Rudolf is gearing up for his sophomore solo album, To the Sky, due out later this spring. The first single, "I Made It," featuring Birdman, Lil Wayne and Jay Sean, is making its way up the charts.

It took him a few months to name the album—no easy feat given the success of his first effort for Cash Money/Universal Republic, 2008's In the City.

"I couldn't settle on a name," Rudolf says. "I was in Canada getting ready to go onstage and I got this light feeling, and I just looked up to the sky. Everything I do 'to the sky.' It's powerful, but also limitless and spiritual. Dreams coming true, that's what its about."

Kevin Rudolph
Rudolf got his legs in the business working as a guitarist and producer with such acts as Timbaland, Lil' Kim, the Black Eyed Peas, Justin Timberlake and Nelly Furtado.

Right before he wrote "Let It Rock," Rudolph was down on his luck financially and ready to hand in his music dreams and escape.

"Every time I heard that you could go live in Thailand for like no money, I would think: 'Wow that sounds great. I don't have to deal with the aggravation of this business!' I think everyone has those moments—the escape route dream. But it never works that way. You go there and you think: 'This sucks. I want to go back to what I was doing.'"
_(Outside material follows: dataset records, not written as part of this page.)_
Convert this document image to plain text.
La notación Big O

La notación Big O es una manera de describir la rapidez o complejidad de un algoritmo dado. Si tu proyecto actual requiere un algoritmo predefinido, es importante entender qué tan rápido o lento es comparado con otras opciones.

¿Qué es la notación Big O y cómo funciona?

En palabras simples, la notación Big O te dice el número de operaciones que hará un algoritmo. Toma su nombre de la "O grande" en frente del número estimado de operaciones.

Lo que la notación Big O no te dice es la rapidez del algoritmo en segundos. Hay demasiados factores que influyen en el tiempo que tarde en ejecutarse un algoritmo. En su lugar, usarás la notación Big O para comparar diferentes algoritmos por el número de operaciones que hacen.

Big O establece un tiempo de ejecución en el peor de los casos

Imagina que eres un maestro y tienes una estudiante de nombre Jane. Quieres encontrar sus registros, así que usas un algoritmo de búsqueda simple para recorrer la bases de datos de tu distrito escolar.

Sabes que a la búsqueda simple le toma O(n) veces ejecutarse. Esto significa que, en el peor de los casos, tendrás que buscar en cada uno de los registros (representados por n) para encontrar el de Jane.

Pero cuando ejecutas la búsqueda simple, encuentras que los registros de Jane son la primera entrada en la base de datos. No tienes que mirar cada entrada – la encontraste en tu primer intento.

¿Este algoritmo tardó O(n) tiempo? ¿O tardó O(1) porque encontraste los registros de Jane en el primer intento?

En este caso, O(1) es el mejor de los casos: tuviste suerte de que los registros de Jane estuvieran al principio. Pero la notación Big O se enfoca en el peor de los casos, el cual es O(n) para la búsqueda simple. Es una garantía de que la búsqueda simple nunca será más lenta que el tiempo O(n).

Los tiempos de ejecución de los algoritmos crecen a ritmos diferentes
Recently, Rudolf has been working with such top acts as Weezer, Simple Plan, Leona Lewis, Three 6 Mafia and Natasha Bedingfield. While he enjoys writing and producing for others, he also always feels the urge to perform and record his own work.

"I could never turn off wanting to say something for myself," he says. "That's one of the main reasons I love doing my artist records. I love getting to say what I want to say. It's an amazing piece of freedom to have.

And he'll continue to write emotionally charged songs veiled in happy dance beats. "It is way harder to be Chevy Chase than to be Daniel Day-Lewis," he says with a laugh.